Working with quick precision, he set about finishing the actions necessary to save the miscreant creature’s soul. The large brass buttons on the brown coat glimmered wetly in the rain as he shoved it upward and lifted the linsey dress beneath it. The knife sliced cleanly through the undergarments and left the lower abdomen obscenely bare. His hand trembled with the effort to control his rage and when the point of the blade pierced the skin of her belly he gave himself up to the holy anger within. The wound gaped blackly in the dim light and the stink of human excrement stung his nose. Several cuts appeared across the lower abdomen and then he ripped the instrument of her salvation into her body and slashed upwards. He observed the knife slice the flesh as if seeing it from a great distance. The first deep incision veered to the right, cutting through the groin and skittering over the left hip. Jake lifted his arm again and plunged the weapon into the centre of the body just above the pubic hair and reefed it upwards along the middle line of the belly, until it ground against the breastbone.
He sat back to steady his breathing and admire his handiwork. As his breathing settled, he became aware of the distant scuff of leather boots on cobbles and the muted sound of two men conversing. Bloody hell! There was still work to do here; reluctantly Jake rose to his feet. The sound of horses’ hooves splashing through the puddles in the road and the rumble of cart wheels brought his head up sharply. Bloody hell! He wasn’t finished yet; the organs that gave women their hold over the weakness of man were still intact. The sound of hooves came closer and a man mumbled something to the creature. Jake straightened and slid the knife back into hiding. With a regretful look at his unfinished work he slipped into the shadows. He hesitated a moment longer as Father stepped out of the deep shadows and stood looking down on Polly. His eyes glittered in the dim light and held Jake in thrall. The voices came closer and shapes appeared in the fog. Jake shook his head, when he looked back, Father was gone. Wasting no more time, he left the gateway and melted into the welcoming shadows.
Moving swift
ly along the narrow street he flitted through the rainy night into a narrow back alley. There was barely enough room to walk without sidling sideways, but the cobbles beneath his feet would leave no tracks. He emerged finally into the narrow lane of Wood Builders and moved quietly to Little North Street headed toward the brewery.

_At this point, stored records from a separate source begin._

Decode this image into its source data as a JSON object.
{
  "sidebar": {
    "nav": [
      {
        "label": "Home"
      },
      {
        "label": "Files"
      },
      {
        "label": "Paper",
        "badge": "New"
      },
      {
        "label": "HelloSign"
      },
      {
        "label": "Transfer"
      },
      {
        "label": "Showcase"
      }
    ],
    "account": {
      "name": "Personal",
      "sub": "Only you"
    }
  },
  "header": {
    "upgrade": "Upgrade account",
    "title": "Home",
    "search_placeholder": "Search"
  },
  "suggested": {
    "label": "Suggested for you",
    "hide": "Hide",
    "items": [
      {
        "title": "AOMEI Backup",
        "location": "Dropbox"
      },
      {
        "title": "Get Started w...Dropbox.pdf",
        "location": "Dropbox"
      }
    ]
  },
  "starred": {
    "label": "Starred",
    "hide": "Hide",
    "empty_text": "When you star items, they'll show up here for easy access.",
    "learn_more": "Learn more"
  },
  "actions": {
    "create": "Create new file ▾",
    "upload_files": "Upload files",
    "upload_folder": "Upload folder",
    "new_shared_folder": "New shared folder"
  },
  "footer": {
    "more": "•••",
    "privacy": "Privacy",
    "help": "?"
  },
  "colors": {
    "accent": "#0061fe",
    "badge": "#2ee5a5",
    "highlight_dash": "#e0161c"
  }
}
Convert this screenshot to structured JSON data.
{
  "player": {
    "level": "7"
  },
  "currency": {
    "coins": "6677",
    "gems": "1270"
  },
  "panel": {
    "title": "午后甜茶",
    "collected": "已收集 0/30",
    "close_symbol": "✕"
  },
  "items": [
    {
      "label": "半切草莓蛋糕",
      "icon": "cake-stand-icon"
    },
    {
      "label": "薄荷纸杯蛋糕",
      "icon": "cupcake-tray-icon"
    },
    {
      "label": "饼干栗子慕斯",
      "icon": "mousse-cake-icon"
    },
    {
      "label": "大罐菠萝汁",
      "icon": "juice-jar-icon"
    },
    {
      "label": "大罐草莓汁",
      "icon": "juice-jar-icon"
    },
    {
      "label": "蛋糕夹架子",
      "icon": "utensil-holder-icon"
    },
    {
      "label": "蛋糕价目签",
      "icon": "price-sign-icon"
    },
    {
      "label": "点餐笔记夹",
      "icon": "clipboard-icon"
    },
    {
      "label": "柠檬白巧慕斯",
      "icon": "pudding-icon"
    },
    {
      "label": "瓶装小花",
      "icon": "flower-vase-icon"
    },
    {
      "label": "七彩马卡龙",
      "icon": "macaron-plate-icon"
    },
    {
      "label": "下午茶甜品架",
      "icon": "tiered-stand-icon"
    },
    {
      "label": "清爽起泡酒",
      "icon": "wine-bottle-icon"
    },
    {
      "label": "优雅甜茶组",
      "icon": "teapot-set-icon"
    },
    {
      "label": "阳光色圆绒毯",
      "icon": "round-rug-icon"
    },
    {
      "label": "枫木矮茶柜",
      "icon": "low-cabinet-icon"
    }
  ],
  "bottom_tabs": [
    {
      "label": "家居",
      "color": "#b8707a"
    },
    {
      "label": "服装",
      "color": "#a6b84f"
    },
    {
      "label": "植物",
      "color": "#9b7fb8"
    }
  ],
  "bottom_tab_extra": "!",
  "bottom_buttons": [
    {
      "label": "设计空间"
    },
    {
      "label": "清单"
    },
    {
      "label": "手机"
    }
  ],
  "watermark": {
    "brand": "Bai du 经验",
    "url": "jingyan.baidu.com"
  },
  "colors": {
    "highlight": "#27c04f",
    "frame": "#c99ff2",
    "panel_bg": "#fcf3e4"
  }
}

The shrill of police whistles split the relative quiet of the early morning as he moved further away from the stable yard and he allowed himself a triumphant smile. Let them admire his work; let them wonder who performed the service of releasing the evil from the woman’s body. They would never catch him while God Himself protected the servant in His work. Jake continued to wind his way through the stinking alleys and lanes until he arrived at his boarding house. Letting himself in, he climbed the stair, taking care to avoid the creaking boards. Once in his room, he removed his clothes and replaced the special boots in their hiding place. Next he opened the knife safe and painstakingly cleaned Father’s knife. He made sure to wipe each of the blades in turn, even though he had only used the one. Finished with his ablutions, he sank thankfully onto the bed. The night was moving on and he needed to be ready to work at the slaughter yard before dawn. He sank into the sleep of the righteous.
The black veil wavered and billowed, obscuring his vision. Ineffectually, he tried to brush it from his eyes. His stomach curdled into a sour lump of fear at the realisation the coalescing darkness was part of the air around him, not a blowing veil he could easily sweep aside. Even with his eyes closed, the blackness danced across the inside of the shuttered lids, shot through with sulphurous yellow and sickly green lights. Mam’s voice, soft with the Irish brogue, whispered his name and it seemed fingers stroked the matted hair from his brow.
“What has he done to you, a storin? God forgive me for not being strong enough to save you,” Mam’s ghost whispered in his dreaming mind.